>I think, as already mentioned in a
>previous message that
>what is being spoken about is the representation of what in phonetics has
English-speaking linguists do not talk about "distinctive traits" but
rather use the term "distinctive features".
>I do not know so well han-gul as to give a concrete account, but I think
>han-gul is not a wholy
>*featural system* whilst having taken some *featural* characteristics of
>articulatory traits of
>the definitions of phonems. So that if we try to state a more explicit
>description for han-gul,
>then, it is an *alpha/(articulatory)featural-syllabary*.
I would say, No. The classification system I proposed is based on
structural units in the writing system and the kinds of linguistic objects
they represent. The fact that the shape of some Hangul characters
iconically (in the case of consonants) or metaphorically (in the case of
vowels) represent specific articulatory features is interesting, but
irrelevant to the system of classification I propose.
The reason that I propose this system is that it simply does not make
sense to create a taxonomic system that classifies some things on the
basis of one set of properties while classifying other objects on the
basis of a different set of properties. That simply leads to confusion.
Among the well-known authors who have written on writing systems and who
classify Hangul as "featural", this confusion hasn't occured since they
had a class with one member, and I believe they did that because they were
distracted by Hangul's unique characteristic of character shapes having
iconic and metaphoric relationships to something technical and abstract,
and because they didn't know what to do with the ambiguity in the
structural properties since both phonemes and syllables are relevant.

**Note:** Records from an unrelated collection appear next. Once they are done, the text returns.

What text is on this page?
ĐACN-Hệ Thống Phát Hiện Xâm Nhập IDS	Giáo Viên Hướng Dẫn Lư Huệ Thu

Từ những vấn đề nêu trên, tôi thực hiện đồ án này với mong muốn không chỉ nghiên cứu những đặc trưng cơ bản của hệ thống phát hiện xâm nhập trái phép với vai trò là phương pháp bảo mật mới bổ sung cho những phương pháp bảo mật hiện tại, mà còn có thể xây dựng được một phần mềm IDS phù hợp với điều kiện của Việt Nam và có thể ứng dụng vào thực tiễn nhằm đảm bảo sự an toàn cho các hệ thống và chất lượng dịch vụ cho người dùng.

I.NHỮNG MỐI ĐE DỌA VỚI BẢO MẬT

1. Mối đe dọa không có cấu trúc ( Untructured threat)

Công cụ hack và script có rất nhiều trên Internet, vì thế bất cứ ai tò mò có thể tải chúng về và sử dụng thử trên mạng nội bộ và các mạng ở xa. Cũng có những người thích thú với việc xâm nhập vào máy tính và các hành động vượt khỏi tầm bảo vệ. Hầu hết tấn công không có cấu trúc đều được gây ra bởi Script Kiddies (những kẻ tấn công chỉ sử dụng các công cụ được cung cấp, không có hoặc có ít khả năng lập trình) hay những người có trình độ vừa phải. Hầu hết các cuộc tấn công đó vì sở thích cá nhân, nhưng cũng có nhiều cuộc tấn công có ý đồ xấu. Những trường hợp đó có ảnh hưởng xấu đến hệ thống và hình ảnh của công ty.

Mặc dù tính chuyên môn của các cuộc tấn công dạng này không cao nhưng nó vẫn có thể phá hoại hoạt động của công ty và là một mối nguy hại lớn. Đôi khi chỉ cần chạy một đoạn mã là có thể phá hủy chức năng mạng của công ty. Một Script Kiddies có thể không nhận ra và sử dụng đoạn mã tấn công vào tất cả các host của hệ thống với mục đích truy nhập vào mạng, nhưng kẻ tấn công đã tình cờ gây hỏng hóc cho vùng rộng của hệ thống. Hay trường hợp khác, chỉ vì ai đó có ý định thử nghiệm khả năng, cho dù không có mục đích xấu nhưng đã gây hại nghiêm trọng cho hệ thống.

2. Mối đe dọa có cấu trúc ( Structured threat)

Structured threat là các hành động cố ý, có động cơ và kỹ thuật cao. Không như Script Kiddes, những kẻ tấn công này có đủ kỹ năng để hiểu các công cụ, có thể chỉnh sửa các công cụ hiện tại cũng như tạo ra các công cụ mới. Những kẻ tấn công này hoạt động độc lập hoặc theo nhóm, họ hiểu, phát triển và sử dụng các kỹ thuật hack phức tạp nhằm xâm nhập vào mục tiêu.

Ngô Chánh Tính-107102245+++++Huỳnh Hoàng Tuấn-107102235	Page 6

These authors felt comfortable with how they had classified everything
else, and so didn't get into any confusion of overlapping classifications.
But other experts on writing systems (among them Ken Whistler, Michael
Everson, Lars Marius Garshol, and others) recently got themselves into a
discussion of script classification that went amuck (in my mind) when
people started cross-classifying, and talking about "featural
syllabaries". The potential for confusion was realised right then and
Since I first read any of the familar writings, I have never felt
comfortable with the classifications proposed specifically on the point of
Hangul and the use of a "featural" class. The recent discussion that went
off on what can be considered "featural" reminded me of this issue, and
finally forced me to think about what I thought was wrong.
In any taxonomic system, a class with exactly one member is suspect. You
should always question whether the classification is valid, or whether
there is a problem, and there can be two kinds of problem: the item being
classified hasn't been adequately analysed with respect to the
classification system or, more seriously, the system of classification is
defective. I have always suspected the latter with regard to classifying
Hangul as "featural". I finally realised that it was because the system of
classification lacked coherency right at this point because it was using
two different bases for classification. When I decided to think about how
to classify scripts using a consistent basis, it struck me that Hangul and
the term "alphasyllabary" were a perfect match.
>With respect the rest of your mail, it is interesting and I would like to
>if there a relevant
>manual-book that could be recomended about writting systems theoretical
>clasification in that sense.
I appreciate your interest. Daniels and Bright is a must-have for your
library, and Peter Daniels' article on script classification provides a
good overview. It doesn't cover the term "alphasyllabary", however, which
was introduced by Bill Bright. He has an article in a journal on writing
systems (exact title escapes me right at this moment) from a couple of
years ago that covers his use of that term.
However, the only place you'll find an amended classification that fits
Hangul into a consistent model (IMO) is in what I have written right here.